Both Dorothy Sample and Martin & Anna-Liisa Sheader had well-flowered specimens of Daphne modesta, which is becoming more readily available. It has typically five lobed blossoms, but of bright yellow, not pink, and is native to western Sichuan and Yunnan, growing at 2,100- 2,800m on rocky slopes.
More diminutive still, and grown instead for its form and foliage (which at this stage, when the new buds are at their most verdant, is particularly handsome), David Richards’ delightful, silvery-blue Juniperus horizontalis ‘Neumann’ formed a small ‘pancake’, although lusher, dome-shaped can result from less Spartan cultivation. This was selected by the head propagator at the German Zu Jeddeloh nursery prior to 1978, when it was probably first listed. Interest in growing dwarf conifers is on the increase, fuelled by the availability of truly dwarf pines and others from the Czech Republic especially: other previously unavailable material came up for auction recently when one of the finest collections in the United Kingdom was dispersed.
Three further primulas are worth noting from this show. Yet another fine offering from the Brian Burrow stable, Primula BB10/21/2 (allionii x carniolica) x albenensis [left] differed in its depth of colour and flower size from the one that made its debut at the Cleveland Show in 2012 ‒ another as yet unnamed seedling from this cross comes nearer in height to the pollen parent, at 10cm tall, with umbels of up to a dozen flowers. P. ‘Stella’, exhibited by Lionel Clarkson, had an initially chequered history, and was named by the plant’s saviour, David Philbey, after the nursery owner he obtained it from, following confusion caused by the original name of ‘Martin's form’.
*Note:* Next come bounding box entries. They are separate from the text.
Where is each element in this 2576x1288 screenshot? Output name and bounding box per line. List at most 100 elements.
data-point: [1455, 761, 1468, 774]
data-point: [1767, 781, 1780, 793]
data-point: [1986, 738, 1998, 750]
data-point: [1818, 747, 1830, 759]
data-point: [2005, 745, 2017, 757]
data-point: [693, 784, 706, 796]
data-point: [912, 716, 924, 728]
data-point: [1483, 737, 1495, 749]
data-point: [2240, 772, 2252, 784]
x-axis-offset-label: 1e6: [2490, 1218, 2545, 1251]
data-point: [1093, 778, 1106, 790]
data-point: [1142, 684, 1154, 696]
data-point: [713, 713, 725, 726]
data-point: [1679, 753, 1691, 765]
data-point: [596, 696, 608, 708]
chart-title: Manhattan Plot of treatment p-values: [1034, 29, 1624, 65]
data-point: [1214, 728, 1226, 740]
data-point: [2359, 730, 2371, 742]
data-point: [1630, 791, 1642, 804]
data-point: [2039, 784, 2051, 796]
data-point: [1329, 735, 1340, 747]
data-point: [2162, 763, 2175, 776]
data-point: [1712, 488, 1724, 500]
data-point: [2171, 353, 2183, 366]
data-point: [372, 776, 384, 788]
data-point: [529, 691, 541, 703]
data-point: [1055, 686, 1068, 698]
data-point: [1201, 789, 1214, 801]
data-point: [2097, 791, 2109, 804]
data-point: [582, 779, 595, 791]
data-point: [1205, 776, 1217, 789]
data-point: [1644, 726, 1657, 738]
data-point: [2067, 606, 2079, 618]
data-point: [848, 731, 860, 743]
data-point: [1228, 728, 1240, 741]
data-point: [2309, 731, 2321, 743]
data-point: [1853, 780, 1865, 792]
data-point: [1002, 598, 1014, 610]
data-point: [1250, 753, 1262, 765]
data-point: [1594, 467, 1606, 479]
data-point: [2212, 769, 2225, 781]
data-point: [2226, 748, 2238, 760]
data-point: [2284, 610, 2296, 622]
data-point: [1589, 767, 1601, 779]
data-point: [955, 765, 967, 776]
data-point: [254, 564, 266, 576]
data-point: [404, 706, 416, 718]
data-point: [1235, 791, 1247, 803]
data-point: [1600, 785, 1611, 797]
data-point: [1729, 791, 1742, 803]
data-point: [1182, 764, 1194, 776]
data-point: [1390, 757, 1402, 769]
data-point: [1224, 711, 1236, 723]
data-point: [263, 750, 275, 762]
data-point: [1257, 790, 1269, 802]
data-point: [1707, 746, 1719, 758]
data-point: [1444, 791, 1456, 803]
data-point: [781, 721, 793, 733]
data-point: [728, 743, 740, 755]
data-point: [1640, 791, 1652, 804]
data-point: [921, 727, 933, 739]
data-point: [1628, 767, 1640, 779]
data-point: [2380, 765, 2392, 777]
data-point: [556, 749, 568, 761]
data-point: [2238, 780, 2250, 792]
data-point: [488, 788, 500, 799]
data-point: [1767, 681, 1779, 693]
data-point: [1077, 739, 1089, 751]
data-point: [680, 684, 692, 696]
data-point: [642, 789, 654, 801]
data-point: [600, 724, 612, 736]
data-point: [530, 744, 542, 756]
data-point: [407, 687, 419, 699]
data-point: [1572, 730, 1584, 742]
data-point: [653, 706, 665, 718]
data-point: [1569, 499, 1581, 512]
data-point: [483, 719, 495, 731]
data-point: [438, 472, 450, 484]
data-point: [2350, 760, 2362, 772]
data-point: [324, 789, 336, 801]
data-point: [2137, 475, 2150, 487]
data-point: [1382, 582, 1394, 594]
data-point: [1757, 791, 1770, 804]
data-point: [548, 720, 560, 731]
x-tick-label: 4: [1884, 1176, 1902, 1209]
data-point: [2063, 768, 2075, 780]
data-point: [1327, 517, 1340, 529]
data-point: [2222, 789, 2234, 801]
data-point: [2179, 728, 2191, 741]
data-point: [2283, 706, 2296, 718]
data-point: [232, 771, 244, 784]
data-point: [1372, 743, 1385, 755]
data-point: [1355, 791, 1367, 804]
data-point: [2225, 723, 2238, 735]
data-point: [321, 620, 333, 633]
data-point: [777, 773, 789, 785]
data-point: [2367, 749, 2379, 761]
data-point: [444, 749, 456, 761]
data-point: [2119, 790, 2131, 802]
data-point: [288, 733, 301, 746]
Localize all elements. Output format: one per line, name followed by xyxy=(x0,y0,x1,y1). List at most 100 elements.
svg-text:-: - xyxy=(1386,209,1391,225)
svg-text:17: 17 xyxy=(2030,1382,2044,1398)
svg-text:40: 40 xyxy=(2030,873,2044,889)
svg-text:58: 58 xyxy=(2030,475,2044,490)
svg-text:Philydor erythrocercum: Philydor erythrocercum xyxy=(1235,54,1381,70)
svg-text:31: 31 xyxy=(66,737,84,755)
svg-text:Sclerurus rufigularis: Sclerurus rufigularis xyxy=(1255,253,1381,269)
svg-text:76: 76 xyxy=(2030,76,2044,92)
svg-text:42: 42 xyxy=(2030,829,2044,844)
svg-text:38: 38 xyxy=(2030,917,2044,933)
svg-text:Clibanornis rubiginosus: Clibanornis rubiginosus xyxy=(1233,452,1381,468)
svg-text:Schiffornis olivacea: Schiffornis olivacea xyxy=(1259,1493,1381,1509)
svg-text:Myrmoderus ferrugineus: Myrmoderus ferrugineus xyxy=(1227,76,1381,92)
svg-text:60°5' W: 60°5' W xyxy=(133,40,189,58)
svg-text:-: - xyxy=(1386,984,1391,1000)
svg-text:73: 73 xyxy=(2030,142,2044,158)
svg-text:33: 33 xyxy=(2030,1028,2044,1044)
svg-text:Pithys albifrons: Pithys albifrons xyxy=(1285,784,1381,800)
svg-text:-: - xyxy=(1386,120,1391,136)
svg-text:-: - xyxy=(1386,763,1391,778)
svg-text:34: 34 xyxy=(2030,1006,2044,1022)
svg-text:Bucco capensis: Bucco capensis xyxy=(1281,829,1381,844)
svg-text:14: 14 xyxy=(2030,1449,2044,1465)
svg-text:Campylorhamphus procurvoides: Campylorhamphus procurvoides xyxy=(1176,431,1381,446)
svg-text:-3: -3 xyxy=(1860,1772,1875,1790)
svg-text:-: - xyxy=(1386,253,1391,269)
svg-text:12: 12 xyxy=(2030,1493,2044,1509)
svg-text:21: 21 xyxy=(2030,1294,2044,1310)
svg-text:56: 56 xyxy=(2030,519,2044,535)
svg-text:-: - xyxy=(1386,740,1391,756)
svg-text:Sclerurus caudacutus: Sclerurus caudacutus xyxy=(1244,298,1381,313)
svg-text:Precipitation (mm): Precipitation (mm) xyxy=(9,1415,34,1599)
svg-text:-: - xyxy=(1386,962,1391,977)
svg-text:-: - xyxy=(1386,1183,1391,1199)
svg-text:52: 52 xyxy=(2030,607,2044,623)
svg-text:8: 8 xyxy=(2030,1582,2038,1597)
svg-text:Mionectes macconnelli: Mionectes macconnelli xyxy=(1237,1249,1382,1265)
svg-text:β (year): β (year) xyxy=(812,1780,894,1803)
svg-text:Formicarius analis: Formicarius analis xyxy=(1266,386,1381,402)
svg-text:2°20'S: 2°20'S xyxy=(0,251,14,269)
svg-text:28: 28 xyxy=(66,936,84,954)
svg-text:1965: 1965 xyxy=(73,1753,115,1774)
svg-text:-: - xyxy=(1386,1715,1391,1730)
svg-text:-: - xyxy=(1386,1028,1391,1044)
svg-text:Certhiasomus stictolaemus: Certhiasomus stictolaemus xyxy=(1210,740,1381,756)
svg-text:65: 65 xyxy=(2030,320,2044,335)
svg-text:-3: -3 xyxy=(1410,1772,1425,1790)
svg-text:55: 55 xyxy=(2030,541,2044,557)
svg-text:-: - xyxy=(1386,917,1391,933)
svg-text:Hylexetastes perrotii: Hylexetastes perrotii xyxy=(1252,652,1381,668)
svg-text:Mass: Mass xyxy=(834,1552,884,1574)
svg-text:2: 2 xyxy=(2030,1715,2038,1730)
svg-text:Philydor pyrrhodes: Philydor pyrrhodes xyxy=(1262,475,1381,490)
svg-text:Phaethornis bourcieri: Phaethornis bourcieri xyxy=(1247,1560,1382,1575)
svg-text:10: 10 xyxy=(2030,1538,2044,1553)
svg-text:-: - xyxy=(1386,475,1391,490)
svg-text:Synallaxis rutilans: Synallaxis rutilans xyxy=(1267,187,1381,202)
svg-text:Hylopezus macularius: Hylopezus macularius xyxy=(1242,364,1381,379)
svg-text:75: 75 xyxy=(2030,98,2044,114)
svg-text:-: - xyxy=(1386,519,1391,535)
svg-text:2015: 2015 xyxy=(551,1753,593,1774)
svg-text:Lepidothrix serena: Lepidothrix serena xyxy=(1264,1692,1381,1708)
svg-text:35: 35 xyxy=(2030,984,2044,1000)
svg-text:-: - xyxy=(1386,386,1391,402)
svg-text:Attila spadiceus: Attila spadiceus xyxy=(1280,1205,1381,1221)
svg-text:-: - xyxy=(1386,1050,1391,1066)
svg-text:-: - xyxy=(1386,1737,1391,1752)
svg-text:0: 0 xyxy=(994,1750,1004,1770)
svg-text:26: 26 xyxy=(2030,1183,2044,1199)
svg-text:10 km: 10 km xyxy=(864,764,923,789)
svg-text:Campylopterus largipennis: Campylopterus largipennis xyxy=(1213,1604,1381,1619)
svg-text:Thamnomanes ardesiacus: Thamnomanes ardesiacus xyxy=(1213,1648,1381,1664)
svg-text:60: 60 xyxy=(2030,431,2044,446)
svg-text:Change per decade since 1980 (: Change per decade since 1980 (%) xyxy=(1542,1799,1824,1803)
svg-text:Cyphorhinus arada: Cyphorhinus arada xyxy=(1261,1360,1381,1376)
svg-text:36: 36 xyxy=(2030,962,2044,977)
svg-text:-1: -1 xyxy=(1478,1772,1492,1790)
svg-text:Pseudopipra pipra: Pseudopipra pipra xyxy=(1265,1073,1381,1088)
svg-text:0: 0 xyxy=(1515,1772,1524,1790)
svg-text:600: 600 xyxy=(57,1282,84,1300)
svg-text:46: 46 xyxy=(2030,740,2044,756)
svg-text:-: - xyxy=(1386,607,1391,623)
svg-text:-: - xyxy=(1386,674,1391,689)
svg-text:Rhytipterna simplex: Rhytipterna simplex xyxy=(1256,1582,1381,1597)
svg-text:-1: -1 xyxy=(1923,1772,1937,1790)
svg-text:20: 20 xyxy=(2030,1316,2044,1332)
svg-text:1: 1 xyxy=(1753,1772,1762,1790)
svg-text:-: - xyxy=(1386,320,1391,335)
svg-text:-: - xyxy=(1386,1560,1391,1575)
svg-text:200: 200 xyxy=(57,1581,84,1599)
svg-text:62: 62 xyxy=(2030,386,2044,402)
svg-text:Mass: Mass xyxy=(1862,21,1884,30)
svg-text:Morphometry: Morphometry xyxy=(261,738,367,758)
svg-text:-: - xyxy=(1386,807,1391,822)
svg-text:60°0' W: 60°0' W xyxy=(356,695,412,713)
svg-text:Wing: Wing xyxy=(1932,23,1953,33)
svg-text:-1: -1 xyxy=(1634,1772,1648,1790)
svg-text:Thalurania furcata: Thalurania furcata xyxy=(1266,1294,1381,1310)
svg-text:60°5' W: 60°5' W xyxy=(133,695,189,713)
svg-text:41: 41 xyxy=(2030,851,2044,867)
Don Peace had a fine P. aureata that brought to mind his earlier exhibits of this most distinctive of Petiolarids at the Midland Show. Nursery stocks took a battering when a hot summer was followed by a cold, protracted winter, and while you could once happily order both a pin and a thrum (in order to build up a stock from seed), you will need to be very resourceful to do so at present.